Sellers, 36, was convicted of one count of cocaine distribution conspiracy following two hours of deliberation at the conclusion of a four-day trial before U.S. District Judge Renée Marie Bumb. The evidence at trial showed that Sellers had agreed with Mario Estrada-Espinoza and Jose Luis Grimaldo Valencia to distribute approximately 10 kilograms of cocaine between June 2008 and Oct. 23, 2008. Among other things, Sellers was video and audio-recorded on December 9, 2008, paying Estrada-Espinoza $138,000 in a nighttime meeting at a Wal-Mart parking lot on Roosevelt Blvd. in south Philadelphia.

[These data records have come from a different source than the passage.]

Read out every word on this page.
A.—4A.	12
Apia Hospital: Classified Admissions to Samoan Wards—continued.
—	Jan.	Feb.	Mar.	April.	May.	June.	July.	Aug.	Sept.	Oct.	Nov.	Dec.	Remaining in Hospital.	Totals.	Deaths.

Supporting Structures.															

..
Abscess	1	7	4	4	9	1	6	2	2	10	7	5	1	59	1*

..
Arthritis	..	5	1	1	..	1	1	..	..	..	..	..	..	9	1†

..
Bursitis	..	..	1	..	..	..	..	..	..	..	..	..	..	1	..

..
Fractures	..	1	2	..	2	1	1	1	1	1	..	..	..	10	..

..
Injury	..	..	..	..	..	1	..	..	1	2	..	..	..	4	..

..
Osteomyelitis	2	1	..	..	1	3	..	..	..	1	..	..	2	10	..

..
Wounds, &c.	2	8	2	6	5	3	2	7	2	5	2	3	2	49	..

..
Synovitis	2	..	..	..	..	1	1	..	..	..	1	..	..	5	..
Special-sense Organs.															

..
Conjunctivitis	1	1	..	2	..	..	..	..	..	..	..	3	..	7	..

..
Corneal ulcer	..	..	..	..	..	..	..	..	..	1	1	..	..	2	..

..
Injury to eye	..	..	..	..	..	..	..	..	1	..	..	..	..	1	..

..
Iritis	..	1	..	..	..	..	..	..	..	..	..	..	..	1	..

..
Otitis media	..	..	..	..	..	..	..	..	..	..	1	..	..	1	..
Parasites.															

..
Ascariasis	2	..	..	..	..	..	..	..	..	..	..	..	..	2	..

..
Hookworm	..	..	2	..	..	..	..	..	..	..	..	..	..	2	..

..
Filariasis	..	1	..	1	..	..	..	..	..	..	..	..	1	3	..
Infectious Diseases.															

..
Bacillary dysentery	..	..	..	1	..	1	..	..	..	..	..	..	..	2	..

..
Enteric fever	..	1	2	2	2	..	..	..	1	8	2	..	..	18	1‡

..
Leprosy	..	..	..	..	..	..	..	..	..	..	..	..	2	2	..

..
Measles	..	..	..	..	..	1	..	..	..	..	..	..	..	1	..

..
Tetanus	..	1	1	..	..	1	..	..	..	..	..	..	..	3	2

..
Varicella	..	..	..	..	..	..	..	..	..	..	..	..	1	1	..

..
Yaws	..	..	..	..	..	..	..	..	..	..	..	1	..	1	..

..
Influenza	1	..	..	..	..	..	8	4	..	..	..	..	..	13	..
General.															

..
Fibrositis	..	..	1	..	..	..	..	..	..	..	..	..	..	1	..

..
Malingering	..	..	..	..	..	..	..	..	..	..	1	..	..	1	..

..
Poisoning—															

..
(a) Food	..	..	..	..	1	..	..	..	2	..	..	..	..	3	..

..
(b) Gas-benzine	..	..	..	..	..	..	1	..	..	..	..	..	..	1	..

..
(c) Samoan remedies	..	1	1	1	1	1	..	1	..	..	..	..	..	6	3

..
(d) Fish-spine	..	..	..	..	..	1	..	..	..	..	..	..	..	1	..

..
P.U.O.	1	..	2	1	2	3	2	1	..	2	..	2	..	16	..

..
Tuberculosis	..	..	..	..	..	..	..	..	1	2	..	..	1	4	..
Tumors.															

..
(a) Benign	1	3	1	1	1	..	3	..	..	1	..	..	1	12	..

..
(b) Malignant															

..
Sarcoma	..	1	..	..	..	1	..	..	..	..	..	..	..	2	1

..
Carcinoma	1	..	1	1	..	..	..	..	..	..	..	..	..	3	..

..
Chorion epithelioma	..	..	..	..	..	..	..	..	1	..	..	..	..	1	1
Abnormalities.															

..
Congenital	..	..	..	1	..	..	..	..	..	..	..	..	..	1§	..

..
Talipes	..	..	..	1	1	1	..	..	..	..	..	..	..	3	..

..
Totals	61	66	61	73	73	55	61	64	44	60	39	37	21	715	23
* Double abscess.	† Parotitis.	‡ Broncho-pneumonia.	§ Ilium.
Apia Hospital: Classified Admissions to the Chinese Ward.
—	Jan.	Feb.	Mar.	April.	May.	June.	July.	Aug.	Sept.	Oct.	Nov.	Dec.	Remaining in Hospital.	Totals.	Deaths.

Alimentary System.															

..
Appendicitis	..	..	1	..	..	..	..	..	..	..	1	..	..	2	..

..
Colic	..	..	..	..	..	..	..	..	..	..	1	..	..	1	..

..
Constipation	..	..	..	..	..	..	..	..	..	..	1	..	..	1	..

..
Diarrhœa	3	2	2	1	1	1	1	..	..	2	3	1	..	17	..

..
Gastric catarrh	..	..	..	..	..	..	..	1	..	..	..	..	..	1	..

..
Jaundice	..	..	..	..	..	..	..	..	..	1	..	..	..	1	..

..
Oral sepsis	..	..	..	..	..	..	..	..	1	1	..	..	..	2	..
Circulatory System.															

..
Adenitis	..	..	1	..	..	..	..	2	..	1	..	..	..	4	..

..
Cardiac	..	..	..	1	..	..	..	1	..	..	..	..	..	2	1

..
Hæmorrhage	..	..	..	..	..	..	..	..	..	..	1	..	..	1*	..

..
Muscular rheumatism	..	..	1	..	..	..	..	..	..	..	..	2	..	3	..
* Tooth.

In addition to the prison term, Judge Bumb sentenced Sellers to five years of supervised release and ordered him to pay a $2,500 fine.
Both Valencia and Estrada-Espinoza previously pleaded guilty to a related conspiracy, and Valencia was sentenced to 37 months in prison. Estrada-Espinosa fled and remains a fugitive.
U.S. Attorney Fishman credited special agents of the DEA, under the direction of Acting Special Agent in Charge John G. McCabe Jr.; the Camden County Prosecutor’s Office; the Mantua Township Police Department; the Cherry Hill Police Department; and the Camden Police Department for the investigation of this and related cases.
The government is represented by Assistant U.S. Attorneys Matthew T. Smith and Howard Wiener of the U.S. Attorney’s Office Criminal Division in Camden.